American human resource service organization

ERC is Northeast Ohio's largest organization providing Human Resources and workplace programs, practices, training and consulting. ERC also hosts the NorthCoast 99 program and sponsors the ERC Health insurance program. It is not uncommon for the media to quote ERC in their stories when looking for an authority on the subject. ERC's mission is to assist organizations in attracting, retaining, and motivating top performing employees.

ERC was founded in July 1920 as the American Plan Association of Cleveland. One of the organization’s main goals was to promote open shop employment instead of the common closed shop practice, which meant an employer was either union or non-union, but could not hire some of each.
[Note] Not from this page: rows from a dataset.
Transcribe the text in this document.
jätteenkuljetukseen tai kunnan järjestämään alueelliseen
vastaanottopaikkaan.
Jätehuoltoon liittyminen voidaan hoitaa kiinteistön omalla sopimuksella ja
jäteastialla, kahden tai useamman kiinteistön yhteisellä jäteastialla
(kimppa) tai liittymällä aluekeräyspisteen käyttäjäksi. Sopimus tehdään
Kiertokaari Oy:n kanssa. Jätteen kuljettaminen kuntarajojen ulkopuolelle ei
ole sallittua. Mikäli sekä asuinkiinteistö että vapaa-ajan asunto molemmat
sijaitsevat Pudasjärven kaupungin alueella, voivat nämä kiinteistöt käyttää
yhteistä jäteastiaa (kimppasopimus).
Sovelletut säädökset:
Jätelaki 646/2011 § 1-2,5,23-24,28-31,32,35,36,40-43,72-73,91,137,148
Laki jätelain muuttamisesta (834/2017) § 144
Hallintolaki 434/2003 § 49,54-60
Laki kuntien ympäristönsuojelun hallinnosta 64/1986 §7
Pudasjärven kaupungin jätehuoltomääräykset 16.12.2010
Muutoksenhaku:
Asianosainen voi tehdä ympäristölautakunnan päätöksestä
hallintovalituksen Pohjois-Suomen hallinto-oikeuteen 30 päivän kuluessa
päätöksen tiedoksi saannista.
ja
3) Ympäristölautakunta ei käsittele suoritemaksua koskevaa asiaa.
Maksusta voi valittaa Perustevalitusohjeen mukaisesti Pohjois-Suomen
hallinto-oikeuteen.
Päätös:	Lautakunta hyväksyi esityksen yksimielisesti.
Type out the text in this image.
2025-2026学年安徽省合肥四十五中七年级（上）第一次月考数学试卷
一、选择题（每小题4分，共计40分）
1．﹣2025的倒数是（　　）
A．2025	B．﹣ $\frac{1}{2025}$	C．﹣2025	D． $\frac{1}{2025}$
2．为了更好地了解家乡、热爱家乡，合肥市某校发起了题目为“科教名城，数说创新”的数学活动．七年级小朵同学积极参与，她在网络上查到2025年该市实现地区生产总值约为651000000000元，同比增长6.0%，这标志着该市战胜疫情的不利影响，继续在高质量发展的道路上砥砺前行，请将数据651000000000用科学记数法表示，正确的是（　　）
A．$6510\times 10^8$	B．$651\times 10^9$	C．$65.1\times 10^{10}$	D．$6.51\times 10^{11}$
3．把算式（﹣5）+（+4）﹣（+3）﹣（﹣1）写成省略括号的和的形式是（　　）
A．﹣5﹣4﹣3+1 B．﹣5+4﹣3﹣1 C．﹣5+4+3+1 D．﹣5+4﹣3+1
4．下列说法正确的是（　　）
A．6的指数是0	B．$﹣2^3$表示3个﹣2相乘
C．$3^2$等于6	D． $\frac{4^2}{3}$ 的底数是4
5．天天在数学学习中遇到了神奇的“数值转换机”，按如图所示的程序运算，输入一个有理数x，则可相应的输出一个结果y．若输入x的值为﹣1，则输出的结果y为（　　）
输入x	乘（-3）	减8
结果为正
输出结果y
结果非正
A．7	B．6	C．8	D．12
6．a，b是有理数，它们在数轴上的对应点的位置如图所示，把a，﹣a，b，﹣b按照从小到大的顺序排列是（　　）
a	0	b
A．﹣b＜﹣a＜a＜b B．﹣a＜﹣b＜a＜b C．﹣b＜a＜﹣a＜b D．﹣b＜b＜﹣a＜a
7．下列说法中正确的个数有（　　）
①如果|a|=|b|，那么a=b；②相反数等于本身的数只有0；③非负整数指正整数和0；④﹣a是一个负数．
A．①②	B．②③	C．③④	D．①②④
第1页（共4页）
Another early goal was to help reduce the number of strikes locally, and the organization claimed it was at least partially responsible for reducing the number of strikes in Cleveland from 41 in 1920 to 21 in 1922. In 1920 Cleveland had been one of the few large cities in the US without a general employer’s association, yet by 1922 the APA of Cleveland had grown to be one of the largest such organizations in the country. In 1930 the organization was renamed The Associated Industries of Cleveland, and in 1986 the name Employer's Resource Council was coined. The organization is now more commonly referred to simply as ERC.

ERC is a current membership organization. Members of ERC receive access to salary, wage and benefits survey data, an HR Help Desk, online HR resources and tools, networking opportunities and cost savings through a network of preferred partners. ERC offers employee and job training locally and nationally including Supervisory Training, Management, Leadership, HR topics, Soft Skills, Computer/Software, and Technical training. ERC also offers compensation consulting, employee engagement consulting, and Fractional HR services.